Linguistic advisers with this group were Tobermory High's principal teacher of modern languages, Lynne Horn, and French assistant, Herve le Gall, both of whom were enthusiastic about the weekend. Lynne Horn hoped to make more use of video filming with younger pupils: "I'd like to take an S2 class out into the town and perhaps work on making a film about Tbermory."

Herve le Gall enjoyed seeing pupils relax more with the language. "In school they worry too much about making mistakes," he said. "Here they just want to know the correct language to make their film."

The recent Popstars programme gave the third group, in the castle's main room, the chance to include song and dance in their production. All aspects of the programme were covered, including moments of truth when the young hopefuls were told they had been successful. Christine Inglis, principal teacher of French at Tarbert High and Emilie Geiller, French assistante at Dunoon Grammar, offered linguistic support.

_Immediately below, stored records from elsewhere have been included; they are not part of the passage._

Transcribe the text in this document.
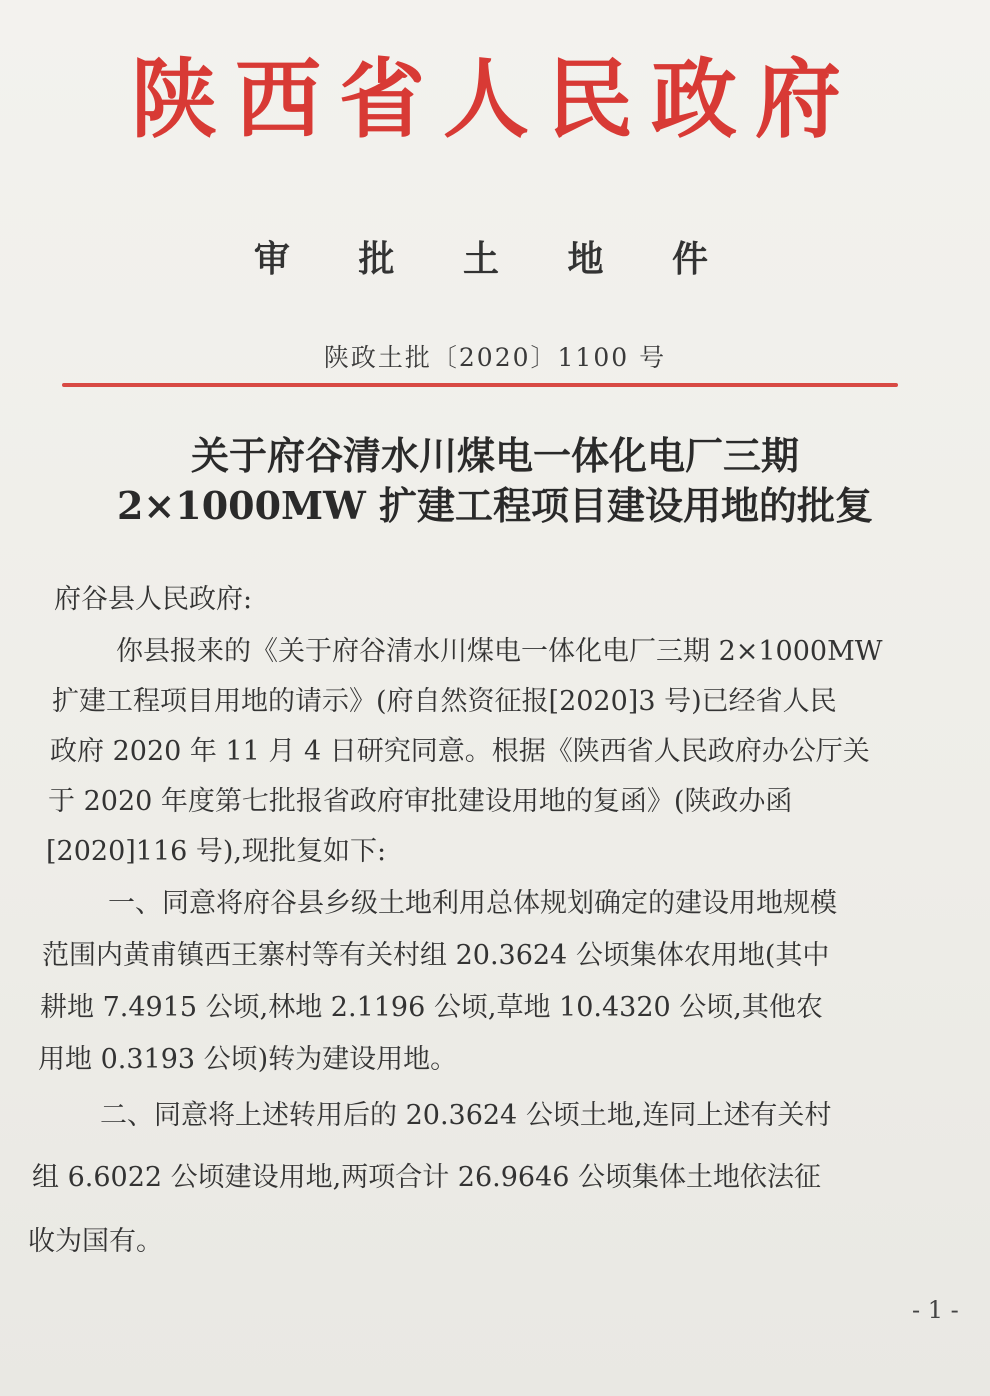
陕西省人民政府
审 批 土 地 件
陕政土批〔2020〕1100 号
关于府谷清水川煤电一体化电厂三期
2×1000MW 扩建工程项目建设用地的批复
府谷县人民政府:
你县报来的《关于府谷清水川煤电一体化电厂三期 2×1000MW
扩建工程项目用地的请示》(府自然资征报[2020]3 号)已经省人民
政府 2020 年 11 月 4 日研究同意。根据《陕西省人民政府办公厅关
于 2020 年度第七批报省政府审批建设用地的复函》(陕政办函
[2020]116 号),现批复如下:
一、同意将府谷县乡级土地利用总体规划确定的建设用地规模
范围内黄甫镇西王寨村等有关村组 20.3624 公顷集体农用地(其中
耕地 7.4915 公顷,林地 2.1196 公顷,草地 10.4320 公顷,其他农
用地 0.3193 公顷)转为建设用地。
二、同意将上述转用后的 20.3624 公顷土地,连同上述有关村
组 6.6022 公顷建设用地,两项合计 26.9646 公顷集体土地依法征
收为国有。
- 1 -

Throughout the weekend, the project director, Mark Pentleton, moved from group to group, offering advice on acting, filming and language. He was also in charge of the Popstars disco lighting and music. Brian Green, a video production technician with East and North Ayrshire, provided technical advice on filming and production. A technical workshop on the Friday night taught pupils the rudiments of digital video production. Using iMovie applications, they spent Sunday editing their videos on three iMac computers. "The kids really enjoy the combination of working with this new technology and seeing their own work on screen," says Brian Green. On the Sunday morning pupils watched their completed films and were treated to an Oscar ceremony recognising both linguistic and production success.

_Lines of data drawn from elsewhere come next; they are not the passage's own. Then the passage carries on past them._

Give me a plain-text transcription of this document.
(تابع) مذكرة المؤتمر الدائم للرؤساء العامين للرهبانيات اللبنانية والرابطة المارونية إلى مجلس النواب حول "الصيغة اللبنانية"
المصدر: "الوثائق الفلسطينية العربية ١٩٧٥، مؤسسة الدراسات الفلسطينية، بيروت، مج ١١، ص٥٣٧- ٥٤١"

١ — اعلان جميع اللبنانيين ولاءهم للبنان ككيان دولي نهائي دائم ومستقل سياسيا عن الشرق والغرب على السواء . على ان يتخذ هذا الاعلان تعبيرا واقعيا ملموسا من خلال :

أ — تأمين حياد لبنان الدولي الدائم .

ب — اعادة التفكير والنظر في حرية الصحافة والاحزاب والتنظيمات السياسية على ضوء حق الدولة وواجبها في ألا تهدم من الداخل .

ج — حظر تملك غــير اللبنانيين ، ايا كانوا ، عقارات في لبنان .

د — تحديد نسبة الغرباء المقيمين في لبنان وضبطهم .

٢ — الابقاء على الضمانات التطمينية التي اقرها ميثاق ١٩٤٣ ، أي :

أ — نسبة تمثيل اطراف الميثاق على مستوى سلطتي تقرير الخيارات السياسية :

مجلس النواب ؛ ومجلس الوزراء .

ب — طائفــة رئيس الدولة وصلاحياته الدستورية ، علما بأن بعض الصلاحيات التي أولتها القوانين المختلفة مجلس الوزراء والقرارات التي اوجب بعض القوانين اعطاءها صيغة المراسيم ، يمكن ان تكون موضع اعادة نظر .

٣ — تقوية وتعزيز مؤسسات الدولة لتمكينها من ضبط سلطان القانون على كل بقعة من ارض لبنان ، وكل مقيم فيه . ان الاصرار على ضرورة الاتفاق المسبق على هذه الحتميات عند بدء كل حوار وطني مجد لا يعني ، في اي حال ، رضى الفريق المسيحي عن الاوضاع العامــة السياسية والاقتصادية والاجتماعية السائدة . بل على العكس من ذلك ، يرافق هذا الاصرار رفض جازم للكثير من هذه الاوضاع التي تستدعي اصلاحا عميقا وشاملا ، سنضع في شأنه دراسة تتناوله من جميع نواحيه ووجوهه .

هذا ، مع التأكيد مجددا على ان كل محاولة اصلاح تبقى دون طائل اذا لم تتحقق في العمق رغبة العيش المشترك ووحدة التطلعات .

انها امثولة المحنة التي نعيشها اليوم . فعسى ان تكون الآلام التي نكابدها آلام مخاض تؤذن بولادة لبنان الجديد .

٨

This was the third Partners in Excellence weekend and Mark Pentleton is delighted with results so far. All schools in the scheme will soon have full video conferencing and Internet facilities, he says. It is also hoped to develop online teaching for Advanced Higher languages and to introduce a beginners' course in a minority language such as Italian. A dedicated website for the 29 schools is also being designed, which will include S56 resources in French, German, Spanish and Gaelic, submitted by a team of teachers and language assistants across the three authorities.

Mark Pentleton stresses that the initiative and the residential weekends in particular aim to use the foreign language as a basis on which to develop pupils' skills across a number of curriculum areas. The success of this was measured at Castle Toward by the acting, singing, dancing and directing expertise shown by a group of young people who have discovered a whole new direction for language learning.